When It’s Actually Going Down
Alright, so when you’re laying down trying not to freak out (is it just me?), know that the procedure is temporary. If for any reason you’re unhappy with your result, it will not last forever, and there are some things that can be done if this is the case.
It May Hurt
The other thing to remember is that although it’s different from a tattoo—it still kind of feels like one. I say “kind of” because, in most cases numbing cream or some other numbing agent is used. However, depending on skin sensitivity and all kinds of complicated pain-tolerance variations in humans, it might still hurt.
The objective is not to move, no matter what. An experienced technician will be able to work with a little movement, but why take the risk? Avoid taking any blood thinners the day before, and to be safe, hop-off any creams or lotions outside of what is needed to cleanse your skin.
When the Deed Is Done
Outside of adequate research and planning, what happens after the procedure is arguably the most critical part. If you’ve googled what to do and what to expect, you might feel the same way I did: confused. Considering just how popular microblading is, there is a ton of conflicting information about aftercare out there.
Take Aftercare Seriously, but with a Grain of Salt
Some say that you should avoid cleaning it all together, others say you can apply a healing cream like Vaseline lightly. Whatever aftercare instructions your tech gives you, keep this in mind: You’re going to have tiny little scabs on your brows the size of hair strokes. These little scabs carry the color deposit that will sit slightly deeper than the surface of your skin.
If these scabs are disrupted before they are ready to fall off, the color deposit may fall off with them. This is the reason they tell you to avoid wetting your brows or sweating. However, there is a case for the brow scabs becoming infected. If you’re someone who’s going to wear makeup around them despite being advised not to, you may want to gently clean around them best you can. This will help to avoid minor breakouts as well.
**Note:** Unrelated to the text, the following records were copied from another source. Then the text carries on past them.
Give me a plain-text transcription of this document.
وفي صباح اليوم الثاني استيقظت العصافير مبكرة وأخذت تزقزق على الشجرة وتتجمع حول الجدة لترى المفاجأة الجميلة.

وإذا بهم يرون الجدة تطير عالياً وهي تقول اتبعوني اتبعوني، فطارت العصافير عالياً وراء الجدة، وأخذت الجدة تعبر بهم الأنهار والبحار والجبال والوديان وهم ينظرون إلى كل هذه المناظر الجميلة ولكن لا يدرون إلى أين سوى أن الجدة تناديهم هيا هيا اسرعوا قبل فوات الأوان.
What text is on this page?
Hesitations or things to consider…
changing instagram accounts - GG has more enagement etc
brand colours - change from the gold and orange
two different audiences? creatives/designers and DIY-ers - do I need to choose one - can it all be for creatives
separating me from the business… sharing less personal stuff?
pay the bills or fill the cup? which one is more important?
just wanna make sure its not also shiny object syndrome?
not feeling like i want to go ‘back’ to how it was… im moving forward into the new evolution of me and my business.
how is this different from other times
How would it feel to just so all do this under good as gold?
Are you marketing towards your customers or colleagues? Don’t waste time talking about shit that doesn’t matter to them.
This is also something to consider if you absolutely cannot avoid sweat from the weather.
The reason that aftercare instruction should be followed with caution is because everyone is different, everyone’s skin is different, with different preferences, and different environmental factors. This is why it kind of makes sense that there really isn’t a one-size-fits-all aftercare guidebook.
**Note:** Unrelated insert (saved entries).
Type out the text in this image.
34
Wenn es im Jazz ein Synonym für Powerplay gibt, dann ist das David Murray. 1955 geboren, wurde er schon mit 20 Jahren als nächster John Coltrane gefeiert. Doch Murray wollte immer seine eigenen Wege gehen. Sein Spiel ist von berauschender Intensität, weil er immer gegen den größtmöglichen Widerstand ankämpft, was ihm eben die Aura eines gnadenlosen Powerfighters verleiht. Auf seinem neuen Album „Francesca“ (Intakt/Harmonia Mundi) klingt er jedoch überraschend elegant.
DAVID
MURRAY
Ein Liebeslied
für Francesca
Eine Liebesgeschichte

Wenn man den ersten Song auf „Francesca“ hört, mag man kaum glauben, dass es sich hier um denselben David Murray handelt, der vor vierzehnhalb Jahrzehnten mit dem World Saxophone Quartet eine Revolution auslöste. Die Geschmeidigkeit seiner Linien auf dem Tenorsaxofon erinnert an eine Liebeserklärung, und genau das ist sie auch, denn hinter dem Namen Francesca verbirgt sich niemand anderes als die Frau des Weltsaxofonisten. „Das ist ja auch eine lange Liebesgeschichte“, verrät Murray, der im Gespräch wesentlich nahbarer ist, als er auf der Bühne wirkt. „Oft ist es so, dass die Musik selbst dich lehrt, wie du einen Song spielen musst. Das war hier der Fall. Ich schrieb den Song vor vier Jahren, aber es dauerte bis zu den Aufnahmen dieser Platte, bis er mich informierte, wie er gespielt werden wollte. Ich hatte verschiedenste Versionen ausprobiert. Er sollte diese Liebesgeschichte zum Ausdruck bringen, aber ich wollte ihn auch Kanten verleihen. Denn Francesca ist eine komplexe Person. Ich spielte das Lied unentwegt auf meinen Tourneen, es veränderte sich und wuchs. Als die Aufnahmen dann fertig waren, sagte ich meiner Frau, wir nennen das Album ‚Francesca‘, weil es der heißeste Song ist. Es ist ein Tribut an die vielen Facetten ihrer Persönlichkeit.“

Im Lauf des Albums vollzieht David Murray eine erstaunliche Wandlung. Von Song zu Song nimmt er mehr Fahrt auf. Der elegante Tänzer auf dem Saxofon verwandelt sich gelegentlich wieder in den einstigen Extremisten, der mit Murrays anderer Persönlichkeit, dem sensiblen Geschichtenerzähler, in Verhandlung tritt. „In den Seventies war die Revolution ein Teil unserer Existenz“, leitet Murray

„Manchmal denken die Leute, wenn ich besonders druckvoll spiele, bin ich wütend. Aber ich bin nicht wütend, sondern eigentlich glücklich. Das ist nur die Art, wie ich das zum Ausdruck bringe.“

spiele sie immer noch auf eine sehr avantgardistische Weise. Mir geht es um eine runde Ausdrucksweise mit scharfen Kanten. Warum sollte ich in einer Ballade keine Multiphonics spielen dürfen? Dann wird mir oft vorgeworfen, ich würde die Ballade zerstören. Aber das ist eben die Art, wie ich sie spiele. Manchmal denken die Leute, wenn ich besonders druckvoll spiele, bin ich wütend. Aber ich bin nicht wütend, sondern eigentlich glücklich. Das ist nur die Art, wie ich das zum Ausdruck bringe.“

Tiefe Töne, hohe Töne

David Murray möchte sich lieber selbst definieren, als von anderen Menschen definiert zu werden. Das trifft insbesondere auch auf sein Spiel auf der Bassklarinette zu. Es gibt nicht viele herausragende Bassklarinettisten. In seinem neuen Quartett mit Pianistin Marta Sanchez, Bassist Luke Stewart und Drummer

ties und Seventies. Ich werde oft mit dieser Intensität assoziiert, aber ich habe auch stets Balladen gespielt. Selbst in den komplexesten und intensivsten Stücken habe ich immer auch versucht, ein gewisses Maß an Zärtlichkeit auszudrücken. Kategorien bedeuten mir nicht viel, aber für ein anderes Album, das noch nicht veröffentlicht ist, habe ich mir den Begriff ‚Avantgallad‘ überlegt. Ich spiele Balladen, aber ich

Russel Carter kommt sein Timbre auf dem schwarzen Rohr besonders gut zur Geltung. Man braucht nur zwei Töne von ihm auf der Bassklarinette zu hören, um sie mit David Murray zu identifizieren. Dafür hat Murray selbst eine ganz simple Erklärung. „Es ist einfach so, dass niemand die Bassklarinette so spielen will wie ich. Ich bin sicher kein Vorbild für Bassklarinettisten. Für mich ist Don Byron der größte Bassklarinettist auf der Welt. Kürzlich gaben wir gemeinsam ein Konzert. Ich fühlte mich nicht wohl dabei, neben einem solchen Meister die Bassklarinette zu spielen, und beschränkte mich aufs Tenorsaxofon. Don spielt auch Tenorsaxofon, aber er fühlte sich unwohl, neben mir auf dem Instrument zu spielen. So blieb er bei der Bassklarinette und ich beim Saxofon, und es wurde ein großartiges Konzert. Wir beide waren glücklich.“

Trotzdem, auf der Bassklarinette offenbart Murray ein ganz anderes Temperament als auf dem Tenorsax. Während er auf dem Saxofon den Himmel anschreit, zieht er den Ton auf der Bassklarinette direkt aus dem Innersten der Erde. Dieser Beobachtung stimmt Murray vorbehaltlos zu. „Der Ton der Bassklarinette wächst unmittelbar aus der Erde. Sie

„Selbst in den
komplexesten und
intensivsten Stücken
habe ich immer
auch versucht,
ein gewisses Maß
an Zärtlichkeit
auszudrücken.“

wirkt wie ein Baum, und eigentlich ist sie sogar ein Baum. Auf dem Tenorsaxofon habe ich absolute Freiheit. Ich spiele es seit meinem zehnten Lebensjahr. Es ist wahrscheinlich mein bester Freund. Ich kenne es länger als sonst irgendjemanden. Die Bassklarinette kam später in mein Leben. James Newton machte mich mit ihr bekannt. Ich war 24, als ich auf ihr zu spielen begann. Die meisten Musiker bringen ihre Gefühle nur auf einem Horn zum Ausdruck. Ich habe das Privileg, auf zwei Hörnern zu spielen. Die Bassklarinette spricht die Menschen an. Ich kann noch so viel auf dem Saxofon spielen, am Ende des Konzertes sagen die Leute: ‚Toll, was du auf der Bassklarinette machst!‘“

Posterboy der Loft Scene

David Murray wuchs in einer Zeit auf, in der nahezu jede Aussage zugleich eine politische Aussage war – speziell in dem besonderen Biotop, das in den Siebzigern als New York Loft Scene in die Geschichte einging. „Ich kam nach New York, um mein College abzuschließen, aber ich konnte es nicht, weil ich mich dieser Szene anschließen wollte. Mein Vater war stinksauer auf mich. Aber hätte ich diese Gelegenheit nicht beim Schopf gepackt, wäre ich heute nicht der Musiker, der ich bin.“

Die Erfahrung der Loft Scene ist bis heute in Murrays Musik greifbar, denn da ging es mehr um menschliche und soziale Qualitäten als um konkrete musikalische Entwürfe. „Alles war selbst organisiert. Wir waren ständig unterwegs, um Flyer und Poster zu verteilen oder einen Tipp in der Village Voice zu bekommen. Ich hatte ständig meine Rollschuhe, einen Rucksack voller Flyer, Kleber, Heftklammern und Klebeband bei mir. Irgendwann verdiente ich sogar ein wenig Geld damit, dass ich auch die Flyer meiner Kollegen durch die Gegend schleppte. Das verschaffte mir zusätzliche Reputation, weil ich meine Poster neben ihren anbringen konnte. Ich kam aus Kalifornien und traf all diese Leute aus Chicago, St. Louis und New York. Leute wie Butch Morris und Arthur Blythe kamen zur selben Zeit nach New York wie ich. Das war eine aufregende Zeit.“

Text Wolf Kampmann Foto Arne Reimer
Final Tips for Your Microblading Experience
Generally speaking, you’ll want to understand that you’ve got to allow the babies to heal, and that you cannot force it. I struggled with this myself. I was insistent on going to the gym and spending time in the sun before I was supposed to. I do not recommend this. I leave you with these final tidbits I can offer about my personal experience.
- Don’t get experimental during the healing process, wait it out. Enough said.
- Make sure you can go the 10-14 days following the procedure without sweating or getting wet, and out of the sun. It sounds like a short amount of time, it feels longer.
- You might hate them throughout the entire healing process. At first, they’re going to be way too dark and crusty. They will then fall off in patches that won’t be very easy to sport if you’re not cool with it. Again, just wait it out. They will be a lighter color once the scabs are gone, but the pigment will begin to darken slightly as they finish healing.
- Never, ever, peel the scabs.
- The touch-up requires similar (slightly shorter) healing time.
- Take baths if you can to avoid wetting your brows in the shower. Even facing away from the stream still leaves them at risk for getting wet. Plus, if you shower with scorching hot water as I do—they will still dampen, softening the scabs, and possibly prolonging and disrupting healing.
There you have it. Now go get those killer brows—beautiful!